Inside the pods, the individual seeds are surrounded by a thick, gelatinous coating that can be eaten (sucked on would be a better description) as can be seen in the photo below. The dark seeds inside need to be washed and then sun-dried. Once they have been dried, they can be used for making cocoa tea.
I was invited to assist one of my friends in the village one night when she was making the cocoa tea sticks (in some respects, it was a bit like folks in West Virginia getting together to string beans or make apple butter). She had purchased a large bag of the dried seeds. Her first step was to roast the seeds in a large pot on her gas stove. This heating process helps to separate the outer seed coating. As it gets hot, the individual seeds often create a loud popping noise.

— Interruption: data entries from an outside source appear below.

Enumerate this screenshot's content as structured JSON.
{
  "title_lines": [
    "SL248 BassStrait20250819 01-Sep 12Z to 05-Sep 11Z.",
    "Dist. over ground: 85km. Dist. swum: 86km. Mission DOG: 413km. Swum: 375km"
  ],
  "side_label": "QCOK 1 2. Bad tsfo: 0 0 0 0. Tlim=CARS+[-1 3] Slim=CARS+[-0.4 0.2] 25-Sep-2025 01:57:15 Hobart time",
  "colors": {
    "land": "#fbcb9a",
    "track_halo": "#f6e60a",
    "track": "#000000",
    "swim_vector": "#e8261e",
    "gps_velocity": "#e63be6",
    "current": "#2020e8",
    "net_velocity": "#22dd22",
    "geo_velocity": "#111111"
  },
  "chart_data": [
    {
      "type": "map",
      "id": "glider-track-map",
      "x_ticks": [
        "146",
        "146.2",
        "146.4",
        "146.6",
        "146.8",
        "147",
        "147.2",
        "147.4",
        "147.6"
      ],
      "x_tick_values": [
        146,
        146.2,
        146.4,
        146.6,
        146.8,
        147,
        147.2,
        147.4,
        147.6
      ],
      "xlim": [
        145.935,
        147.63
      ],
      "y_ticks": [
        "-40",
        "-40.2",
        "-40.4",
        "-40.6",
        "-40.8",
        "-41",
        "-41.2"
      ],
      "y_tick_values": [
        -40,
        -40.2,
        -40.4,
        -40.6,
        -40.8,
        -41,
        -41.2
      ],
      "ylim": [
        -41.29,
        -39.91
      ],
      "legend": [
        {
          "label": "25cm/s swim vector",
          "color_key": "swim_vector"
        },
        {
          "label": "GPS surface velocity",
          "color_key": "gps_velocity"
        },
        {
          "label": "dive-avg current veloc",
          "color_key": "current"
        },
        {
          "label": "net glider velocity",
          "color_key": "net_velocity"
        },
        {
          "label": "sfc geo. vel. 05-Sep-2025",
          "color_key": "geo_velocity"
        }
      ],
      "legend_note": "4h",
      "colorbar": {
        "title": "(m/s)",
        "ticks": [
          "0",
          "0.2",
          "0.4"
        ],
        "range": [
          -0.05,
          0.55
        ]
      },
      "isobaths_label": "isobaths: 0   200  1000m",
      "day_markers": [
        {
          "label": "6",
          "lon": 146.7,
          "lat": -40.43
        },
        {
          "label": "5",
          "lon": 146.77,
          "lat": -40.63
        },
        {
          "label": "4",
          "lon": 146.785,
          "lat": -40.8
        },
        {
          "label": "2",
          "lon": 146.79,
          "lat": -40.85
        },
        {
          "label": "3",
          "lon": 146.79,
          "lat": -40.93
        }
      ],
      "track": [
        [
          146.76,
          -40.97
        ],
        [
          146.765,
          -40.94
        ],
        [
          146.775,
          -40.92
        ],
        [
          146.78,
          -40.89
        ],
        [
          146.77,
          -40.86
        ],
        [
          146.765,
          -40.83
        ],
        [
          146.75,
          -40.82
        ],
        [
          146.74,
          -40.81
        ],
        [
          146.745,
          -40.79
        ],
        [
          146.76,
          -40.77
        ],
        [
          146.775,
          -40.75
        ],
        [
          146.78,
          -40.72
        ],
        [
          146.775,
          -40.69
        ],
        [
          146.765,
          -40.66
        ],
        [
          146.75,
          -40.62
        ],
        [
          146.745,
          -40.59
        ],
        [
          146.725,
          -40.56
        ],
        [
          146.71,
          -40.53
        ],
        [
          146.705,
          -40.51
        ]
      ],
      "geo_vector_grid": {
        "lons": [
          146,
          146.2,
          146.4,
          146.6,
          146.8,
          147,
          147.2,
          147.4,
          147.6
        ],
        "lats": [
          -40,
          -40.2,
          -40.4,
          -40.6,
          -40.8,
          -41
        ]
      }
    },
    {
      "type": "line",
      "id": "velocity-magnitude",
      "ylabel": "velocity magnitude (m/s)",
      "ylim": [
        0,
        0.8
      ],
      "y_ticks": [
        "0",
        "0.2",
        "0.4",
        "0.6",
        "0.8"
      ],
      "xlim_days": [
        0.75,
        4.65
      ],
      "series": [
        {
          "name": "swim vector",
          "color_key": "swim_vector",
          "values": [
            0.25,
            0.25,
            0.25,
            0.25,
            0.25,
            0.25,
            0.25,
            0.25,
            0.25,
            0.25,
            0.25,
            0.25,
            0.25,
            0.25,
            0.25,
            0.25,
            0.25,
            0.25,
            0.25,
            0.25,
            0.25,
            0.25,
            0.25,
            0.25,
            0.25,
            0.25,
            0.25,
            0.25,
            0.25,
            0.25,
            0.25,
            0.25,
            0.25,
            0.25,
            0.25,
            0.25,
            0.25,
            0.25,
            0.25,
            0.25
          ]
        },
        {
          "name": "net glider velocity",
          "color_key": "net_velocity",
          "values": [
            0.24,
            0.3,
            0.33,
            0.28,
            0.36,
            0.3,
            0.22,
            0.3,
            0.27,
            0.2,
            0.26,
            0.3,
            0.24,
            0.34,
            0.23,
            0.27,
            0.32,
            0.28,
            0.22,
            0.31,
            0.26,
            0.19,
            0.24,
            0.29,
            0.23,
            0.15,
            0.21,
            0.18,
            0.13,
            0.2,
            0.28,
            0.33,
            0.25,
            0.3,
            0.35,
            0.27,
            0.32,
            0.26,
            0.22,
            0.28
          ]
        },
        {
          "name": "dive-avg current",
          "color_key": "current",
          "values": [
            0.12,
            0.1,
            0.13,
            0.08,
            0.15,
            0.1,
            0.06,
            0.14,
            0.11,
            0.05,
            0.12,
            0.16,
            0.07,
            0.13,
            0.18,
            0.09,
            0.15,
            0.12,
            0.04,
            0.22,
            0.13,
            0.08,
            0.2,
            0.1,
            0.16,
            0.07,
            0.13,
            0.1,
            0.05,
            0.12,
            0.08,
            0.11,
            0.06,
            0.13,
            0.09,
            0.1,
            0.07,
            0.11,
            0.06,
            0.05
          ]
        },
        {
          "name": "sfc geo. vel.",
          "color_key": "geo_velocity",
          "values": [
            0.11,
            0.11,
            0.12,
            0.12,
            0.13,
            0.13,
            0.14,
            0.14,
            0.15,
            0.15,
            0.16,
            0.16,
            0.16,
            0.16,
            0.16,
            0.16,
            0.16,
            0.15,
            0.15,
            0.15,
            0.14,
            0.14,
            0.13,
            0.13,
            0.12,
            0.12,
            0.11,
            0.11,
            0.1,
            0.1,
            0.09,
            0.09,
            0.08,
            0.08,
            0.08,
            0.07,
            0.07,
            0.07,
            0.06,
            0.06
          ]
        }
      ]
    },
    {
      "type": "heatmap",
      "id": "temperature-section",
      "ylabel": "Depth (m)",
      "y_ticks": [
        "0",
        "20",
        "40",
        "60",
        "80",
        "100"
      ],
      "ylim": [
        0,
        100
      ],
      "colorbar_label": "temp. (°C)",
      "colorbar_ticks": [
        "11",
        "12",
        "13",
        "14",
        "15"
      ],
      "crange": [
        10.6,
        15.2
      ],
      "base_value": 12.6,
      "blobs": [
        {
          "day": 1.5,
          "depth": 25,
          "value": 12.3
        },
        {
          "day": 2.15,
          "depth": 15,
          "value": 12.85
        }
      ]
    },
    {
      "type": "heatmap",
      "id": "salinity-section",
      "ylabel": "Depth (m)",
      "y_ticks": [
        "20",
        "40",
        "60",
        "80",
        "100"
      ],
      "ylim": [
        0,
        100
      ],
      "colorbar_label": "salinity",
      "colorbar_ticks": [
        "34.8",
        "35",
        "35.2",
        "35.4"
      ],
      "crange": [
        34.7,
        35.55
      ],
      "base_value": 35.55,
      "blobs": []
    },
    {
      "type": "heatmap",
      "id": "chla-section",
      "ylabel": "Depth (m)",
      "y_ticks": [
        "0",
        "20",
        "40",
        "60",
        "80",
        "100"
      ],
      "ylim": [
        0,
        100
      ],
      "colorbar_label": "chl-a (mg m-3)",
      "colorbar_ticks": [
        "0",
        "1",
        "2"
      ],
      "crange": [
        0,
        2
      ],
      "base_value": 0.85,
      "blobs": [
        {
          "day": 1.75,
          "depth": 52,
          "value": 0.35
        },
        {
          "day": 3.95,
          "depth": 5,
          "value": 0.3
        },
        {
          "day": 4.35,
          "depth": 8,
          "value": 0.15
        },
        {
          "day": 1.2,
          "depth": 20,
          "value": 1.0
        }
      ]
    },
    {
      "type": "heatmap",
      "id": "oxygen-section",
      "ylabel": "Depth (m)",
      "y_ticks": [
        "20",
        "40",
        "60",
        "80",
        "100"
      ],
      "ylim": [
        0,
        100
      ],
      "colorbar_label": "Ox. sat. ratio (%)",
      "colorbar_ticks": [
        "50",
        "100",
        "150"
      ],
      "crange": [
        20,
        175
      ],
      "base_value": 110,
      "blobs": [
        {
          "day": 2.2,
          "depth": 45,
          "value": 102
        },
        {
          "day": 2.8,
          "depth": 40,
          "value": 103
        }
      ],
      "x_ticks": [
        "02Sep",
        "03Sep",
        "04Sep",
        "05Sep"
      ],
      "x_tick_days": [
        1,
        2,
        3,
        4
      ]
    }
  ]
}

Once the seeds have been roasted, we gathered around the dining room table to “shell” the seeds, pulling off the outer skin (as shown above) and just dropping the hull on the table to be cleaned off later. The uncovered seeds are then placed in a large bowl, prior to running them through a hand-turned grinder clamped to a wooden table (see below).
The resulting chocolate “sludge” is then placed into a container and mixed with a secret combination of cinnamon, nutmeg, and other spices. This mixing is done by hand as shown below.
This mixture is then rolled between the palms of your hands to create “logs.” These are finally placed on a banana leaf (commonly used here in place of wax paper) to dry.
After they are dry, these logs can then be grated (or some choose to chop off slices, but my host mom says that grating is the best way). It is then mixed with water and/or milk and heated on the stove. Even though spices have already been added, most cooks here will doctor it up with additional spices, a bay leaf, or something to make it unique. Sugar can be added to sweeten it according to your taste.

Don't expect cocoa tea to taste like hot chocolate or like tea—it has its own unique flavor. In some ways, it is similar to coffee, except with roasted cocoa beans instead of roasted coffee beans (it also has the same amount of caffeine as a cup of coffee). Some tout it as a health food (especially if it is not overly sweetened), because it has lots of anti-oxidants. I enjoy it! Just like the sprats at the top of this story, it is another wonderful food experience that I never would have had if I had not joined the Peace Corps!

P.S. A friend from America, who visited me and took some cocoa tea sticks back home with her, made a funny request to me. If she unexpectedly dies, and her brothers come to clear out her home, I'm supposed to inform them that the plastic bag in the refrigerator containing what might appear to be dog turds is really cocoa tea sticks!